Воевода посторонился, пропуская дочь. Настя подошла, протянула каравай. Игнат отломил кусочек, обмакнул в соль, но, прежде чем отправить в рот, понюхал хлеб и зажмурился от удовольствия.

– Вот теперь верю, что дошли, – сказал он и поклонился вторично. – Земной поклон тебе, град Козельск! И вам, братья мои и сестры!

Толпа ответила радостным многоголосьем, вверх полетели шапки.

– Здрав будь, Игнат!.. Здорово!.. О тебе забудешь, как же!.. А и забудешь – ты ж о себе напомнишь!..

Положенный предками ритуал встречи странников был окончен.

Народ ринулся через мост. Десятки рук хлопали по плечам усталых ратников и купцов, хватали под узцы лошадей и влекли их к воротам. Выли бабы – большинство от счастья, найдя своих, но кто-то и от горя, узнав страшное. Таких утешали, как могли.

Но все же вернувшихся было больше. Усталых, обветренных, битых дождями и стрелами лихого люда, многое повидавших в дальней дороге, но возвратившихся к стенам родного города.

Обоз медленно втягивался в ворота. Но не только русские телеги были в том обозе. Чужие повозки, крытые плотными цветастыми тканями, ехали позади. Люди в странных, незнакомых одеждах шли рядом с теми повозками.

Но никто не удивлялся гостям. Многих разных людей из иных стран повидали горожане за прошедшие годы, когда в Козельск на ярмарку начал съезжаться торговый люд. Правда, нынче Игнат привез каких-то уж совсем странных – но ему виднее. Не первый год в дальние края с обозами ездит, потому и главой над торговым поездом вот уж в третий раз был назначен. И вернулся. А это в торговом деле самое сложное – вернуться. Потому как пути-дороги нынче ох какие неспокойные.

На смотровую площадку княжеского терема вышла княгиня с маленьким ребенком на руках. На плечи княгини был наброшен пурпурный плащ, отороченный горностаевым мехом. Золотой обруч, украшенный жемчугом, лежал на голове молодой женщины поверх черного вдовьего платка, скрывающего волосы.
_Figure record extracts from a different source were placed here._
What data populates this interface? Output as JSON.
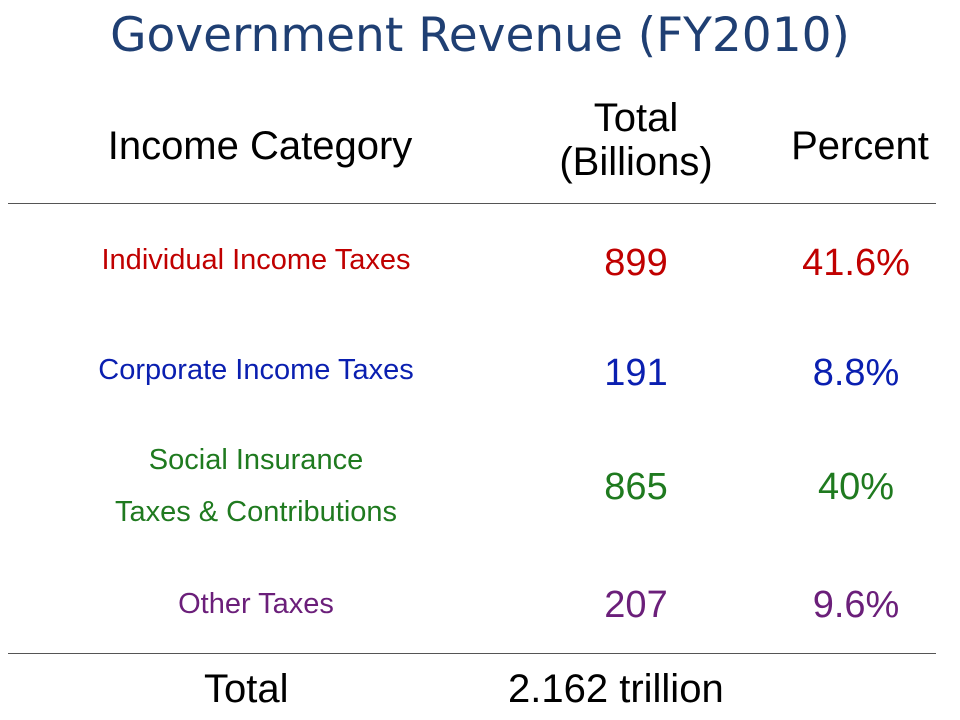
{
  "title": "Government Revenue (FY2010)",
  "headers": {
    "category": "Income Category",
    "total_line1": "Total",
    "total_line2": "(Billions)",
    "percent": "Percent"
  },
  "rows": [
    {
      "category": "Individual Income Taxes",
      "total": "899",
      "percent": "41.6%",
      "color": "#c00000"
    },
    {
      "category": "Corporate Income Taxes",
      "total": "191",
      "percent": "8.8%",
      "color": "#0a1fb0"
    },
    {
      "category_line1": "Social Insurance",
      "category_line2": "Taxes & Contributions",
      "total": "865",
      "percent": "40%",
      "color": "#1f7a1f"
    },
    {
      "category": "Other Taxes",
      "total": "207",
      "percent": "9.6%",
      "color": "#6b1f7a"
    }
  ],
  "footer": {
    "label": "Total",
    "value": "2.162 trillion"
  }
}
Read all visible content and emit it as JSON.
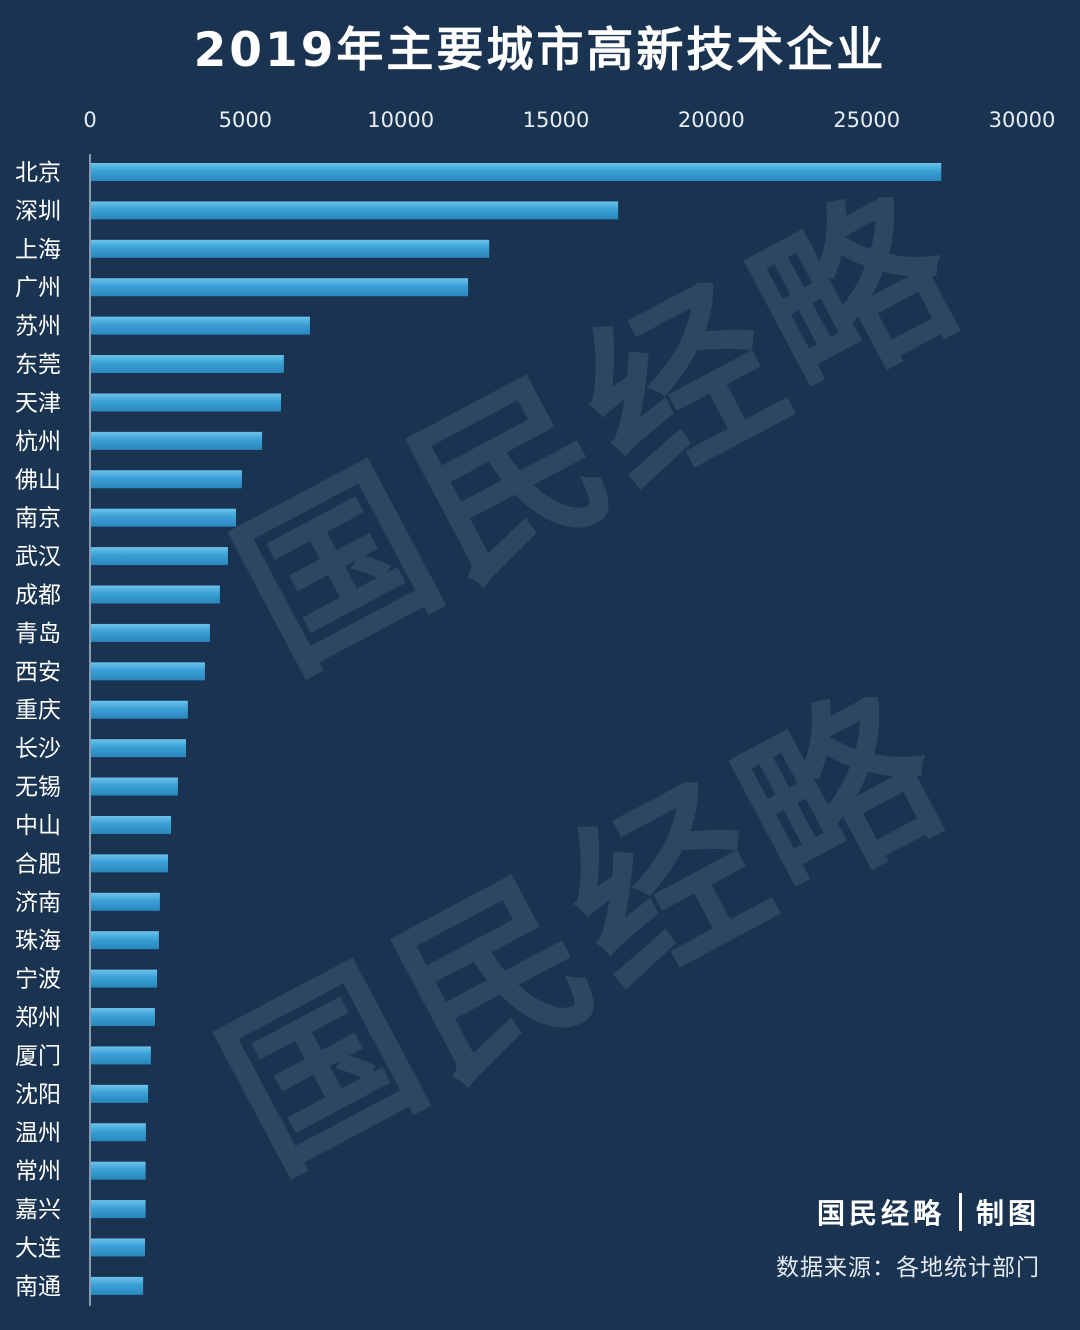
{
  "watermark": "国民经略",
  "footer": {
    "brand": "国民经略",
    "credit": "制图",
    "source": "数据来源：各地统计部门"
  },
  "colors": {
    "background": "#193350",
    "bar_top": "#6cc3ec",
    "bar_mid": "#3aa0d6",
    "bar_bottom": "#2a86bb",
    "axis": "#8a9bb0",
    "text": "#ffffff"
  },
  "chart_data": {
    "type": "bar",
    "orientation": "horizontal",
    "title": "2019年主要城市高新技术企业",
    "categories": [
      "北京",
      "深圳",
      "上海",
      "广州",
      "苏州",
      "东莞",
      "天津",
      "杭州",
      "佛山",
      "南京",
      "武汉",
      "成都",
      "青岛",
      "西安",
      "重庆",
      "长沙",
      "无锡",
      "中山",
      "合肥",
      "济南",
      "珠海",
      "宁波",
      "郑州",
      "厦门",
      "沈阳",
      "温州",
      "常州",
      "嘉兴",
      "大连",
      "南通"
    ],
    "values": [
      27400,
      17000,
      12850,
      12170,
      7080,
      6240,
      6150,
      5540,
      4890,
      4700,
      4440,
      4180,
      3860,
      3700,
      3150,
      3090,
      2830,
      2610,
      2510,
      2250,
      2220,
      2160,
      2090,
      1960,
      1870,
      1800,
      1790,
      1790,
      1770,
      1710
    ],
    "xlim": [
      0,
      30000
    ],
    "xticks": [
      0,
      5000,
      10000,
      15000,
      20000,
      25000,
      30000
    ],
    "xaxis_position": "top",
    "grid": false,
    "legend": "none"
  }
}
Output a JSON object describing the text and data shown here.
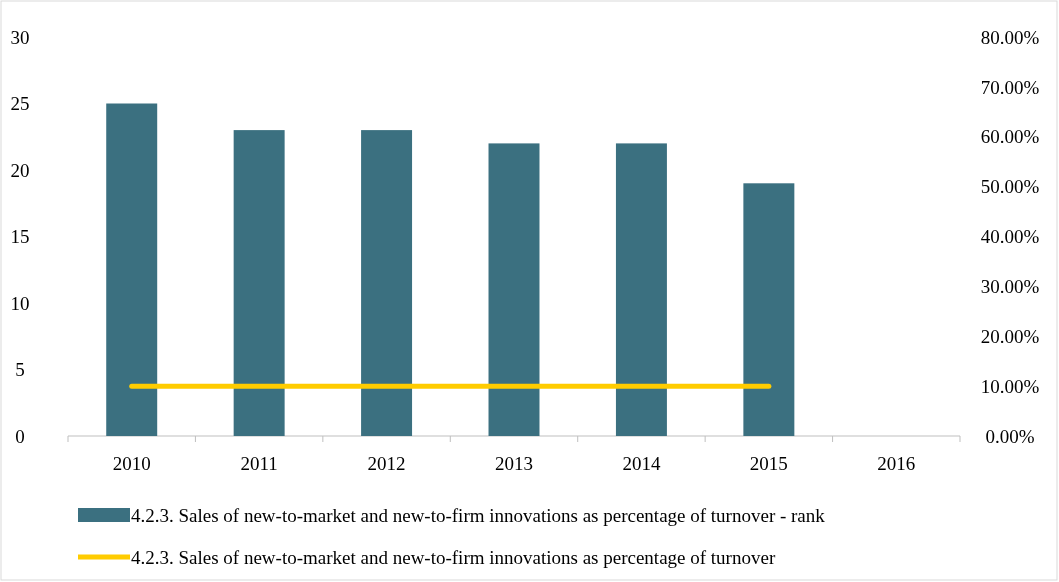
{
  "chart_data": {
    "type": "bar",
    "categories": [
      "2010",
      "2011",
      "2012",
      "2013",
      "2014",
      "2015",
      "2016"
    ],
    "series": [
      {
        "name": "4.2.3. Sales of new-to-market and new-to-firm innovations as percentage of turnover - rank",
        "color": "#3b7080",
        "values": [
          25,
          23,
          23,
          22,
          22,
          19,
          null
        ]
      },
      {
        "name": "4.2.3. Sales of new-to-market and new-to-firm innovations as percentage of turnover",
        "type": "line",
        "axis": "y2",
        "color": "#ffcc00",
        "values": [
          10,
          10,
          10,
          10,
          10,
          10,
          null
        ]
      }
    ],
    "ylim": [
      0,
      30
    ],
    "yticks": [
      0,
      5,
      10,
      15,
      20,
      25,
      30
    ],
    "y2lim": [
      0,
      80
    ],
    "y2ticks": [
      {
        "value": 0,
        "label": "0.00%"
      },
      {
        "value": 10,
        "label": "10.00%"
      },
      {
        "value": 20,
        "label": "20.00%"
      },
      {
        "value": 30,
        "label": "30.00%"
      },
      {
        "value": 40,
        "label": "40.00%"
      },
      {
        "value": 50,
        "label": "50.00%"
      },
      {
        "value": 60,
        "label": "60.00%"
      },
      {
        "value": 70,
        "label": "70.00%"
      },
      {
        "value": 80,
        "label": "80.00%"
      }
    ],
    "grid": false,
    "legend": "bottom",
    "marker": "none",
    "line_style": "solid"
  }
}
Нянька подошла сзади и набросила на плечи княгини теплый воротник из шкурок редкого темного соболя.

– Ветрено, матушка. Сама застудишься и дитенка застудишь.
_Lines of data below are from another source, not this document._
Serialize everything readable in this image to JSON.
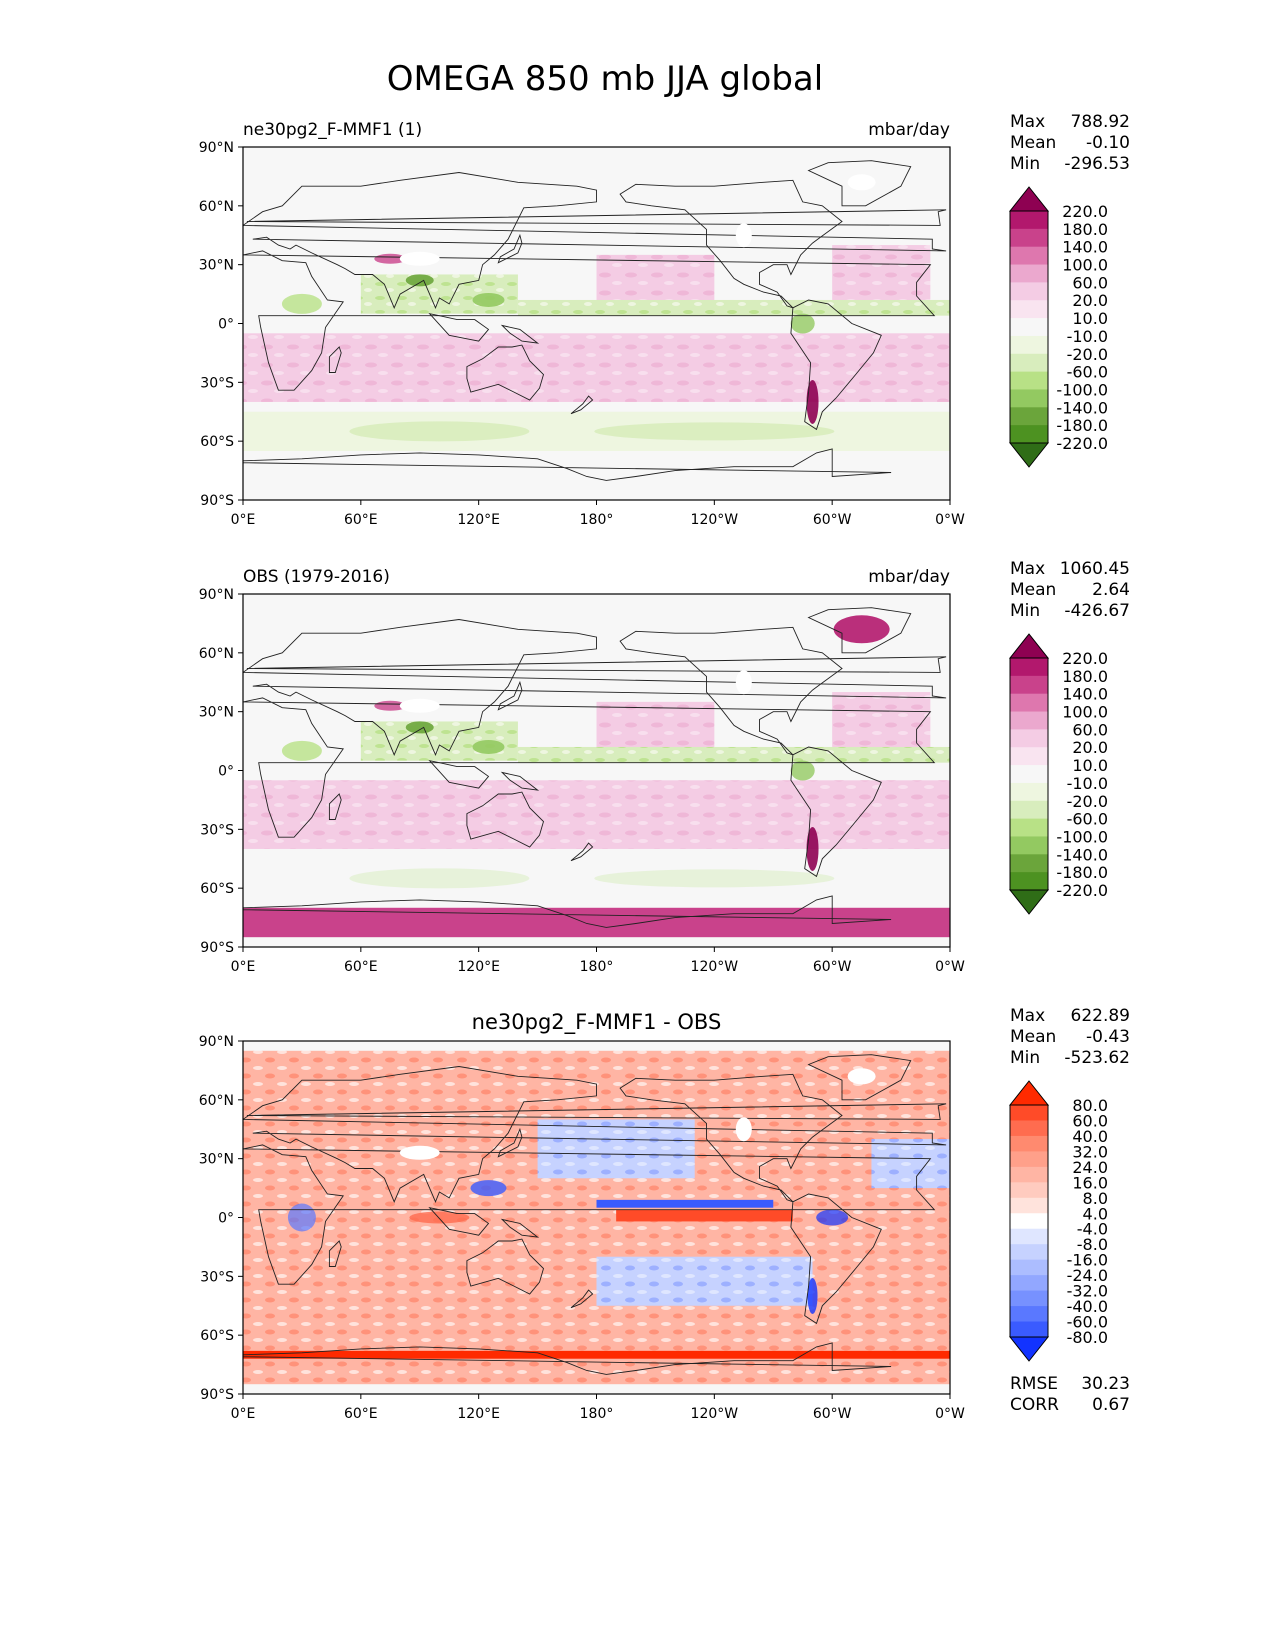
{
  "figure": {
    "title": "OMEGA 850 mb JJA global",
    "lon_ticks": [
      "0°E",
      "60°E",
      "120°E",
      "180°",
      "120°W",
      "60°W",
      "0°W"
    ],
    "lat_ticks": [
      "90°N",
      "60°N",
      "30°N",
      "0°",
      "30°S",
      "60°S",
      "90°S"
    ],
    "stat_labels": {
      "max": "Max",
      "mean": "Mean",
      "min": "Min",
      "rmse": "RMSE",
      "corr": "CORR"
    }
  },
  "colors": {
    "land_no_data": "#ffffff",
    "background": "#f7f7f7",
    "coastline": "#222222"
  },
  "panels": [
    {
      "id": "test",
      "left_title": "ne30pg2_F-MMF1 (1)",
      "center_title": "",
      "right_title": "mbar/day",
      "stats": {
        "max": "788.92",
        "mean": "-0.10",
        "min": "-296.53"
      },
      "colorbar": {
        "levels": [
          "220.0",
          "180.0",
          "140.0",
          "100.0",
          "60.0",
          "20.0",
          "10.0",
          "-10.0",
          "-20.0",
          "-60.0",
          "-100.0",
          "-140.0",
          "-180.0",
          "-220.0"
        ],
        "colors": [
          "#8e0152",
          "#b2186d",
          "#c9428b",
          "#de77ae",
          "#eba8ce",
          "#f4cce4",
          "#f9e4f0",
          "#f7f7f7",
          "#eef6e0",
          "#d8edbd",
          "#b8e186",
          "#93c961",
          "#6ba53b",
          "#4d9221",
          "#2f6d17"
        ]
      }
    },
    {
      "id": "ref",
      "left_title": "OBS (1979-2016)",
      "center_title": "",
      "right_title": "mbar/day",
      "stats": {
        "max": "1060.45",
        "mean": "2.64",
        "min": "-426.67"
      },
      "colorbar": {
        "levels": [
          "220.0",
          "180.0",
          "140.0",
          "100.0",
          "60.0",
          "20.0",
          "10.0",
          "-10.0",
          "-20.0",
          "-60.0",
          "-100.0",
          "-140.0",
          "-180.0",
          "-220.0"
        ],
        "colors": [
          "#8e0152",
          "#b2186d",
          "#c9428b",
          "#de77ae",
          "#eba8ce",
          "#f4cce4",
          "#f9e4f0",
          "#f7f7f7",
          "#eef6e0",
          "#d8edbd",
          "#b8e186",
          "#93c961",
          "#6ba53b",
          "#4d9221",
          "#2f6d17"
        ]
      }
    },
    {
      "id": "diff",
      "left_title": "",
      "center_title": "ne30pg2_F-MMF1 - OBS",
      "right_title": "",
      "stats": {
        "max": "622.89",
        "mean": "-0.43",
        "min": "-523.62",
        "rmse": "30.23",
        "corr": "0.67"
      },
      "colorbar": {
        "levels": [
          "80.0",
          "60.0",
          "40.0",
          "32.0",
          "24.0",
          "16.0",
          "8.0",
          "4.0",
          "-4.0",
          "-8.0",
          "-16.0",
          "-24.0",
          "-32.0",
          "-40.0",
          "-60.0",
          "-80.0"
        ],
        "colors": [
          "#ff2a00",
          "#ff4b28",
          "#ff6c4f",
          "#ff8a6f",
          "#ffa08a",
          "#ffb5a4",
          "#ffcbbf",
          "#ffe3dc",
          "#ffffff",
          "#dfe6ff",
          "#c6d2ff",
          "#acbdff",
          "#92a7ff",
          "#7791ff",
          "#5a78ff",
          "#3a5bff",
          "#1233ff"
        ]
      }
    }
  ]
}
– Спасибо, Петровна, – еле слышно сказала княгиня, кутаясь в соболиный мех и крепче прижимая сына к груди. – И правда, зябко нынче.

Ей было вряд ли больше тридцати. Красивая женщина с истинно княжескими чертами благородного лица, да только бледна и глаза припухли от слез. Около года назад уехал на охоту с малой дружиной муж ее, князь козельский, да так и не вернулся. Ни весточки, ни слуха. Может, ордынцы, может, лихие люди постарались – кто знает. Степь свои тайны раскрывает неохотно. Ждала, не хотела верить. Лишь недавно черный вдовий платок надела, как нового князя на свет родила. А все ж надеялась – а вдруг…

– Игнат с обозами вернулся, слава те Господи, – перекрестилась нянька.

Глаза княгини заблестели. Всхлип утонул в песцовом меху. Княгиня повернулась и чуть не бегом метнулась обратно в терем.

– Ой, дура старая! – нянька прикрыла рот морщинистой ладошкой. – Только дитятко чуток забываться стало – и тут я со своим языком!

И бросилась вслед за княгиней…

К Игнату вразвалочку подошел купец Семен Васильевич в высокой бобровой шапке и теплой медвежьей шубе, раскинул руки:

– Ну, здорово, братко!

– Здорово!

Братья обнялись.

– Ох и заматерел ты, Семен, зараз и не обхватишь!

Игнат взял брата за плечи и чуть отодвинул от себя.

– Дай-ка я на тебя посмотрю. Заматерел, заматерел! А пошто в мехах-то? Весна, чай, на дворе.

– Не люблю, когда зябко, – поежился Семен. – Да и положение обязывает. Ты лучше скажи, много ли нам товару наторговал?

– На ярмарку хватит, чтоб лицом в грязь не ударить, – улыбнулся Игнат. – И еще останется.

– Это хорошо, – кивнул Семен. – И то хорошо, что ты аккурат к весенней ярмарке успел. Гости из русских градов, тех, что Орда мимо обошла, по пути в Новгород к нам заглянули. Не сегодня-завтра собирались торгови́ще [78] зачинать – а тут еще и ты…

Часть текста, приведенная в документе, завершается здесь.